Nucléaire : les projets des pays nordiques doivent être « à risques partagés », selon une société finlandaise

Selon la société énergétique publique finlandaise Fortum, les nouveaux projets d'énergie nucléaire dans les pays nordiques ne sont pas économiquement viables pour le moment en raison des prix bas et de la volatilité.

EURACTIV.com
Olkiluoto nuclear power plant
De gauche à droite : nouveaux réacteurs nucléaires OL3 EPR (Unité 3, Olkiluoto-3), OL2 (Unité 2) et OL1 (Unité 1) de la centrale nucléaire d'Olkiluoto à Olkiluoto, Eurajoki, Finlande, le 17 août 2017. [Antti Yrjonen/NurPhoto via Getty Images]

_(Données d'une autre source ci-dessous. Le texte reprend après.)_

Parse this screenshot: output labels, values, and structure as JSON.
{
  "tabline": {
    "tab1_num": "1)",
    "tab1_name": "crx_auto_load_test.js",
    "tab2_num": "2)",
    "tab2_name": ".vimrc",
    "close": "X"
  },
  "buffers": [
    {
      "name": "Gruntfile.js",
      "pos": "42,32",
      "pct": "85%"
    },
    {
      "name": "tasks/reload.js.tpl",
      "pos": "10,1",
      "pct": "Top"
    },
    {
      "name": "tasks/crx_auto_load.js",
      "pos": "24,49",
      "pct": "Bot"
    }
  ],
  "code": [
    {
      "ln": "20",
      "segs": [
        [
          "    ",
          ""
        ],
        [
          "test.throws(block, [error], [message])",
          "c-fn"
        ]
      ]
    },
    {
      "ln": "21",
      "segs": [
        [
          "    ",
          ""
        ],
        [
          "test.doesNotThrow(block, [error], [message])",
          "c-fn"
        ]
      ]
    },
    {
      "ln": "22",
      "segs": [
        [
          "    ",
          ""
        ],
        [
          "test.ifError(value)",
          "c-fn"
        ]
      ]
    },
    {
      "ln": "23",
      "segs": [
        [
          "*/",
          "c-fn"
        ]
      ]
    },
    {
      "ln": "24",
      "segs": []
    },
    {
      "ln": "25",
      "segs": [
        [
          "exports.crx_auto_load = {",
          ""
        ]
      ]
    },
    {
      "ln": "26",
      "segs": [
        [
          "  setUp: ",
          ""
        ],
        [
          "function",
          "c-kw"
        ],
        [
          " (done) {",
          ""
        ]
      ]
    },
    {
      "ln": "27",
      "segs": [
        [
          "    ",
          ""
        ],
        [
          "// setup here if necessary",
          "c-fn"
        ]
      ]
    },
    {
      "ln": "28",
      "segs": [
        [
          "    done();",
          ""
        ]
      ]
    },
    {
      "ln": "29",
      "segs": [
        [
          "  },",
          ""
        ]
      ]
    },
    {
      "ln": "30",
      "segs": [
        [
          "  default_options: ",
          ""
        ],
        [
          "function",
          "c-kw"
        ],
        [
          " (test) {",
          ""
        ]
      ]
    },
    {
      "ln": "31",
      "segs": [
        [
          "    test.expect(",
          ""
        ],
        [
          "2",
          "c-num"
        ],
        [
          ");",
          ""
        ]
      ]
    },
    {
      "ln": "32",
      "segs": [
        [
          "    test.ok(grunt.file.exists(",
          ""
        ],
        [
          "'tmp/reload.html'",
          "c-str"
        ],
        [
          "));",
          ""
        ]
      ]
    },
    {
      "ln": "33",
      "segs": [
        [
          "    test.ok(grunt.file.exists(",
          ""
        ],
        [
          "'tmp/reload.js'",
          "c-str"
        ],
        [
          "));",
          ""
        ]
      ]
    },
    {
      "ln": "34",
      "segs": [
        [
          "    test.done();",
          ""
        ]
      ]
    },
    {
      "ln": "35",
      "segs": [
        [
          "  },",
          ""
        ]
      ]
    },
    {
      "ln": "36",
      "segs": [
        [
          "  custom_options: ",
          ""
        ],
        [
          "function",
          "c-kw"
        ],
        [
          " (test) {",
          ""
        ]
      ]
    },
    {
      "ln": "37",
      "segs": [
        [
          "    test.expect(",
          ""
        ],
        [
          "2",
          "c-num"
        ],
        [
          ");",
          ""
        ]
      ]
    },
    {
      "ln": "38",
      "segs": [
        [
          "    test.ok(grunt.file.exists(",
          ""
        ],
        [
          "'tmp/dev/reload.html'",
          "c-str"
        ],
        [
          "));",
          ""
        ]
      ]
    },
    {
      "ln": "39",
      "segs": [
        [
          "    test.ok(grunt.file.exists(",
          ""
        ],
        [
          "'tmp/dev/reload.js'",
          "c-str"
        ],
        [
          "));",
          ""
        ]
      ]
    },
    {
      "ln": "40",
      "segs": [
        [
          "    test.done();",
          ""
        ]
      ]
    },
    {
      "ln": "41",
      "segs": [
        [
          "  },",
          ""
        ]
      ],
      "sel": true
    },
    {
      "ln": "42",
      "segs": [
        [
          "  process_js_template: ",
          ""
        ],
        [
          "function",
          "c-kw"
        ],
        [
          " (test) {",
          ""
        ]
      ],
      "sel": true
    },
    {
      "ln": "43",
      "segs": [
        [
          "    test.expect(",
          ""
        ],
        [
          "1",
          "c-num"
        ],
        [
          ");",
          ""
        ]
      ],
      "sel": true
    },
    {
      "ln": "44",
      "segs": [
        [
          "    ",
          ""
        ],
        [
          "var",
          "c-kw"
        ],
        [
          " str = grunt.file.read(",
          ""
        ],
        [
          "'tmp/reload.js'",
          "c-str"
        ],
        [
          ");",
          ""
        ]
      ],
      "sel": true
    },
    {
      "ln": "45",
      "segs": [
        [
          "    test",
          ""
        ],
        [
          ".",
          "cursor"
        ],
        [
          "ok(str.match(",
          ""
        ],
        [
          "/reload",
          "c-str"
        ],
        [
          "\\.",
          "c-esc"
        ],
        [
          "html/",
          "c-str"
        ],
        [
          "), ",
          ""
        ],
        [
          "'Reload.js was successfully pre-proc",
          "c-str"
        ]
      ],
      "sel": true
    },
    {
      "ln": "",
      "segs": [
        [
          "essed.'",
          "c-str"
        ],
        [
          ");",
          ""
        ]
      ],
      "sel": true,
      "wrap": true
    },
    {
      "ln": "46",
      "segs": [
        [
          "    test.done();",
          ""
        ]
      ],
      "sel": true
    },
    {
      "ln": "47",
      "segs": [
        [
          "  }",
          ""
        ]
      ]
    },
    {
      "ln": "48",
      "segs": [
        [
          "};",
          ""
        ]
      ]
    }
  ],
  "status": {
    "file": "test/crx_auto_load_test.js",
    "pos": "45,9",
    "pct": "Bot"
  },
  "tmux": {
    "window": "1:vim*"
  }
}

Selon la société énergétique publique finlandaise Fortum, les nouveaux projets d’énergie nucléaire dans les pays nordiques ne sont pas économiquement viables pour le moment en raison des prix bas et de la volatilité.

De tels projets d’énergie nucléaire pourraient être « gérables » s’ils étaient soutenus par une demande accrue des clients et un « cadre solide de partage des risques », a mentionné la société énergétique publique finlandaise Fortum lors de la publication d’une nouvelle étude de faisabilité sur l’énergie nucléaire. Celle-ci a explicitement noté les efforts du gouvernement suédois à titre d’exemple.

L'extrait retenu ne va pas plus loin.